MALAYSIA – Palm oil tumbled below 2,000 ringgit ($633) a metric ton for the first time in more than five years as forecasts for a record U.S. harvest of soybeans used to produce alternative oil threaten to curb demand.
Futures dropped as much as 2.5 percent to 1,989 ringgit on the Bursa Malaysia Derivatives, the lowest level since March 2009, and closed at 2,000 ringgit in Kuala Lumpur. Prices are down 25 percent this year, heading for the third annual decline in four years.
Palm entered a bear market last month as favorable weather boosted the outlook for U.S. soybean crops, estimated to be the largest ever.
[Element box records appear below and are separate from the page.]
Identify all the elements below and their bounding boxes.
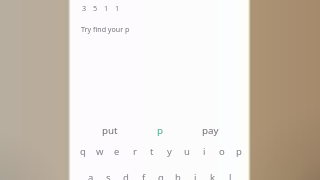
staticText: u [184,145,190,158]
staticText: r [133,145,137,158]
button[interactable]: j [187,166,204,180]
button[interactable]: put [85,120,135,141]
button[interactable]: k [204,166,221,180]
button[interactable]: a [82,166,99,180]
staticText: g [158,171,164,180]
button[interactable]: r [126,140,143,163]
staticText: w [96,145,104,158]
button[interactable]: l [222,166,239,180]
staticText: p [236,145,242,158]
staticText: 3 [82,3,87,13]
staticText: y [167,145,172,158]
button[interactable]: y [161,140,178,163]
staticText: o [219,145,225,158]
button[interactable]: p [135,120,185,141]
staticText: i [203,145,206,158]
staticText: Try find your p [81,24,130,34]
button[interactable]: h [169,166,186,180]
staticText: s [106,171,111,180]
button[interactable]: u [178,140,195,163]
button[interactable]: e [108,140,125,163]
button[interactable]: w [91,140,108,163]
staticText: a [88,171,94,180]
staticText: l [229,171,232,180]
staticText: f [142,171,146,180]
button[interactable]: pay [185,120,235,141]
staticText: 1 [104,3,109,13]
staticText: 5 [93,3,98,13]
button[interactable]: t [143,140,160,163]
button[interactable]: q [74,140,91,163]
staticText: put [102,124,118,137]
button[interactable]: d [117,166,134,180]
staticText: k [210,171,216,180]
staticText: d [123,171,129,180]
button[interactable]: p [230,140,247,163]
button[interactable]: f [135,166,152,180]
staticText: pay [202,124,219,137]
staticText: j [194,171,197,180]
staticText: t [150,145,154,158]
button[interactable]: i [196,140,213,163]
staticText: p [157,124,164,137]
staticText: q [80,145,86,158]
button[interactable]: o [213,140,230,163]
staticText: e [114,145,120,158]
staticText: 1 [115,3,120,13]
button[interactable]: g [152,166,169,180]
staticText: h [175,171,181,180]
button[interactable]: s [100,166,117,180]
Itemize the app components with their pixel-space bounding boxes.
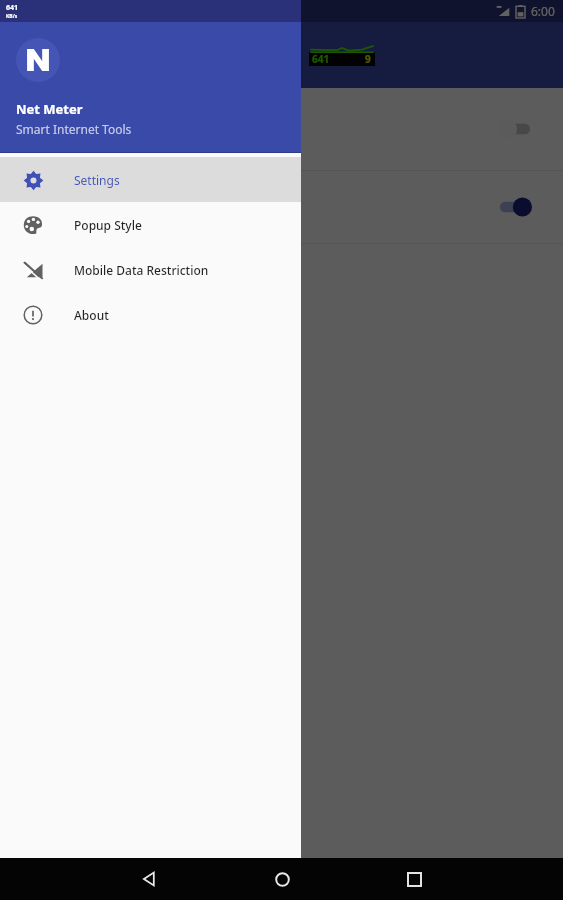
button[interactable]: Settings (0, 157, 301, 202)
button[interactable]: Recent apps (391, 858, 437, 900)
staticText: Smart Internet Tools (16, 121, 132, 137)
button[interactable]: Network speed popup (309, 45, 375, 66)
button[interactable]: Close navigation drawer (301, 0, 563, 858)
button[interactable] (0, 171, 563, 243)
button[interactable]: Back (126, 858, 172, 900)
button[interactable]: Mobile Data Restriction (0, 247, 301, 292)
staticText: Mobile Data Restriction (74, 262, 209, 278)
button[interactable]: About (0, 292, 301, 337)
staticText: About (74, 307, 109, 323)
staticText: Popup Style (74, 217, 142, 233)
staticText: 641 (6, 3, 19, 13)
staticText: 641 (312, 52, 330, 66)
staticText: 9 (365, 52, 371, 66)
staticText: Settings (74, 172, 120, 188)
staticText: 6:00 (531, 3, 555, 19)
button[interactable] (0, 88, 563, 170)
staticText: KB/s (6, 13, 18, 20)
button[interactable]: Popup Style (0, 202, 301, 247)
staticText: Net Meter (16, 100, 83, 118)
button[interactable]: Home (259, 858, 305, 900)
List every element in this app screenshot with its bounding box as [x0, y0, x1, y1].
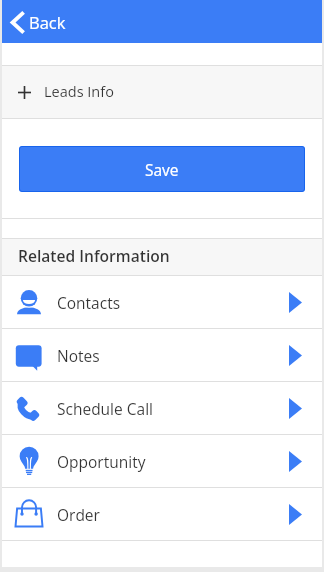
- button[interactable]: Leads Info: [2, 66, 322, 118]
- staticText: Related Information: [18, 245, 170, 266]
- button[interactable]: Back: [2, 0, 322, 43]
- button[interactable]: Order: [2, 488, 322, 540]
- button[interactable]: Contacts: [2, 276, 322, 328]
- staticText: Order: [57, 504, 100, 525]
- button[interactable]: Save: [19, 146, 305, 192]
- staticText: Leads Info: [44, 82, 114, 102]
- staticText: Contacts: [57, 292, 121, 313]
- staticText: Save: [145, 159, 179, 180]
- staticText: Opportunity: [57, 451, 146, 472]
- staticText: Back: [29, 11, 66, 33]
- button[interactable]: Schedule Call: [2, 382, 322, 434]
- staticText: Schedule Call: [57, 398, 153, 419]
- button[interactable]: Opportunity: [2, 435, 322, 487]
- staticText: Notes: [57, 345, 100, 366]
- button[interactable]: Notes: [2, 329, 322, 381]
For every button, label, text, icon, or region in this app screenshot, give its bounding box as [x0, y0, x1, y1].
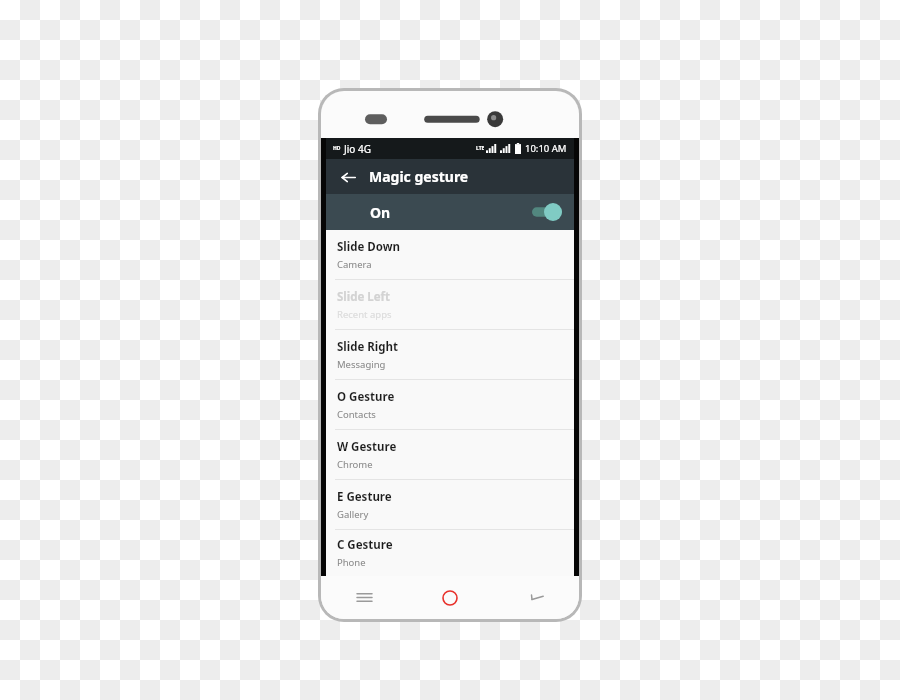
staticText: Chrome [337, 458, 373, 471]
staticText: W Gesture [337, 439, 397, 455]
staticText: 10:10 AM [525, 142, 567, 155]
staticText: Contacts [337, 408, 376, 421]
staticText: Messaging [337, 358, 386, 371]
staticText: Phone [337, 556, 366, 569]
staticText: O Gesture [337, 389, 395, 405]
staticText: Camera [337, 258, 372, 271]
button[interactable]: Slide Left [326, 280, 574, 329]
staticText: HD [333, 145, 341, 152]
staticText: E Gesture [337, 489, 392, 505]
button[interactable]: E Gesture [326, 480, 574, 529]
button[interactable]: W Gesture [326, 430, 574, 479]
button[interactable]: On [326, 194, 574, 230]
button[interactable]: Slide Down [326, 230, 574, 279]
staticText: C Gesture [337, 537, 393, 553]
staticText: Magic gesture [369, 167, 469, 186]
button[interactable]: Home [407, 576, 493, 619]
staticText: Slide Left [337, 289, 391, 305]
button[interactable]: Back [493, 576, 579, 619]
button[interactable]: Menu [321, 576, 407, 619]
button[interactable]: O Gesture [326, 380, 574, 429]
button[interactable]: Back [335, 164, 361, 190]
staticText: Slide Right [337, 339, 399, 355]
button[interactable]: Toggle magic gesture [532, 203, 562, 221]
button[interactable]: C Gesture [326, 530, 574, 576]
staticText: Slide Down [337, 239, 401, 255]
staticText: On [370, 203, 391, 222]
button[interactable]: Slide Right [326, 330, 574, 379]
staticText: Recent apps [337, 308, 392, 321]
staticText: LTE [476, 145, 485, 152]
staticText: Gallery [337, 508, 369, 521]
staticText: Jio 4G [344, 142, 371, 156]
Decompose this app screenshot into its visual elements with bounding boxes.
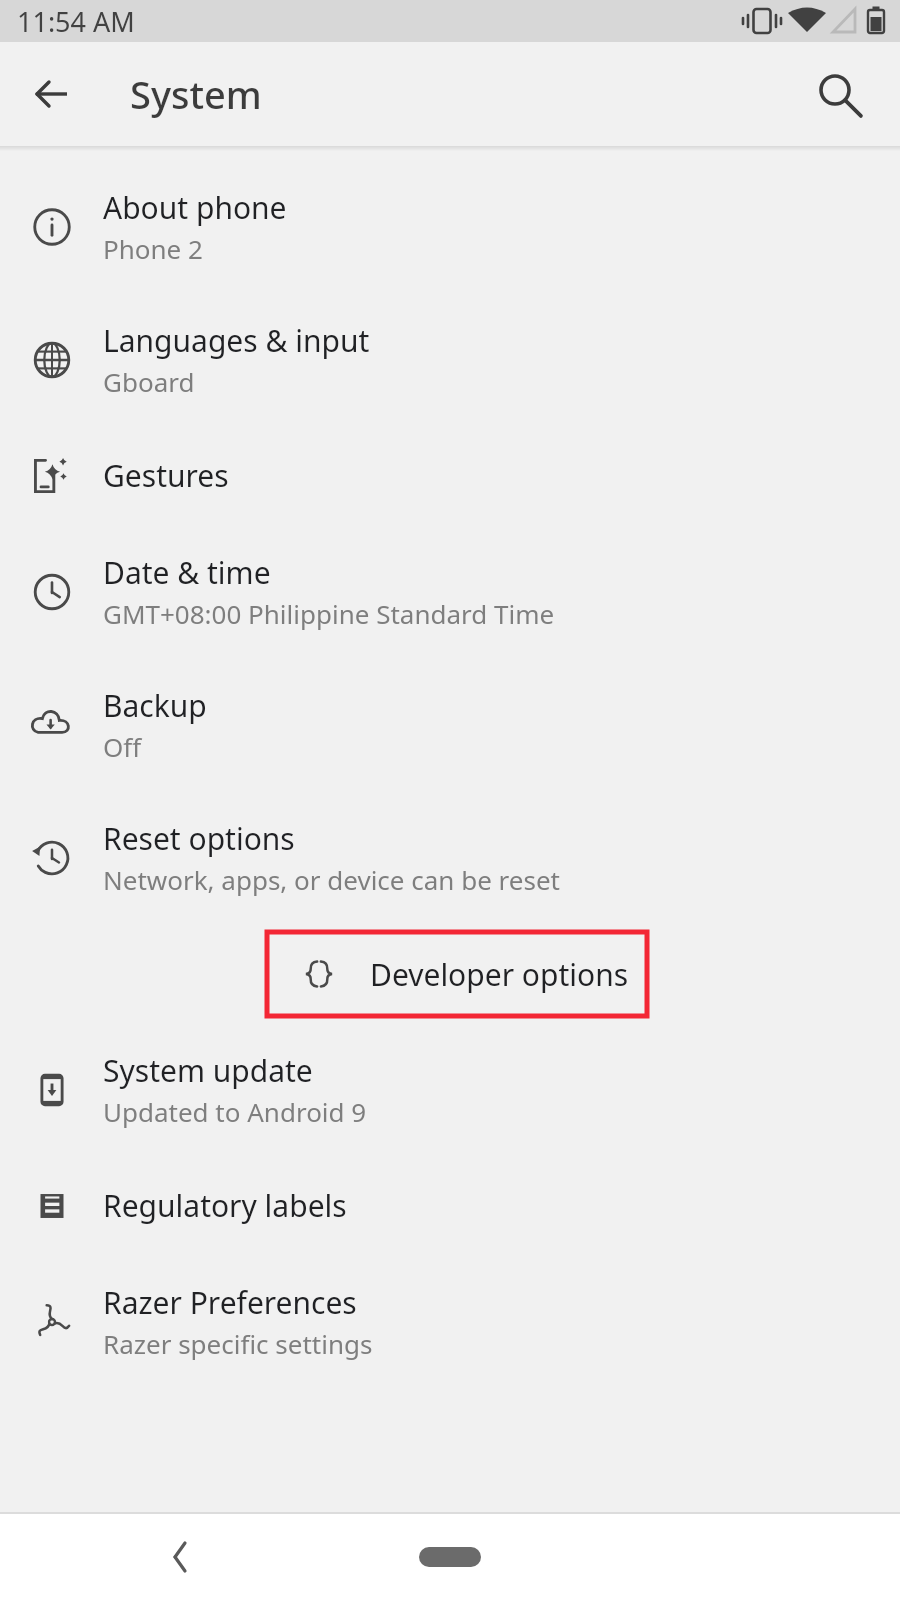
staticText: 11:54 AM bbox=[17, 3, 135, 40]
staticText: GMT+08:00 Philippine Standard Time bbox=[103, 596, 555, 631]
button[interactable]: Gestures bbox=[0, 426, 900, 525]
staticText: Reset options bbox=[103, 818, 295, 859]
staticText: System bbox=[130, 68, 262, 120]
staticText: Languages & input bbox=[103, 320, 370, 361]
button[interactable]: System update bbox=[0, 1023, 900, 1156]
staticText: Network, apps, or device can be reset bbox=[103, 862, 560, 897]
button[interactable]: Razer Preferences bbox=[0, 1255, 900, 1388]
button[interactable]: Back bbox=[146, 1523, 214, 1591]
staticText: Gestures bbox=[103, 455, 229, 496]
button[interactable]: Home bbox=[390, 1527, 510, 1587]
button[interactable]: Date & time bbox=[0, 525, 900, 658]
staticText: Regulatory labels bbox=[103, 1185, 347, 1226]
staticText: Off bbox=[103, 729, 142, 764]
button[interactable]: Regulatory labels bbox=[0, 1156, 900, 1255]
staticText: Backup bbox=[103, 685, 207, 726]
button[interactable]: Back bbox=[16, 58, 88, 130]
staticText: Phone 2 bbox=[103, 231, 203, 266]
staticText: Date & time bbox=[103, 552, 271, 593]
button[interactable]: Search bbox=[802, 58, 874, 130]
button[interactable]: Reset options bbox=[0, 791, 900, 924]
button[interactable]: Languages & input bbox=[0, 293, 900, 426]
staticText: About phone bbox=[103, 187, 287, 228]
staticText: Razer specific settings bbox=[103, 1326, 373, 1361]
staticText: Developer options bbox=[370, 954, 629, 995]
staticText: Razer Preferences bbox=[103, 1282, 357, 1323]
staticText: Gboard bbox=[103, 364, 195, 399]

Futures also slumped as demand for biofuels missed expectations and forecasts for an El Nino weather, which can disrupt supplies, were scaled back.
The Department of Agriculture may raise its soybean output estimate next month, said Gnanasekar Thiagarajan, head of trading and hedging strategies at Kaleesuwari Intercontinental Singapore.
“This is probably the biggest supply that we have seen for U.S. soybeans and this is weighing on other oilseeds and palm is indirectly affected by this,” said Alvin Tai, an analyst at RHB Investment Bank Bhd. in Kuala Lumpur.
“The weakness probably won’t last beyond September. We have peak production coming up in September, so after that production will start to taper off,” he said, referring to palm oil.
Production in Malaysia may reach a record 19.7 million tons to 19.9 million tons, while Indonesia’s output may total an all-time high of 30.5 million tons or more this year, according to Dorab Mistry, director at Godrej International Ltd. The two Southeast Asian producers together account for 86 percent of world supplies.
Palm oil may drop to 1,700 ringgit in the coming months if the USDA raises soybean estimates, said Gnanasekar.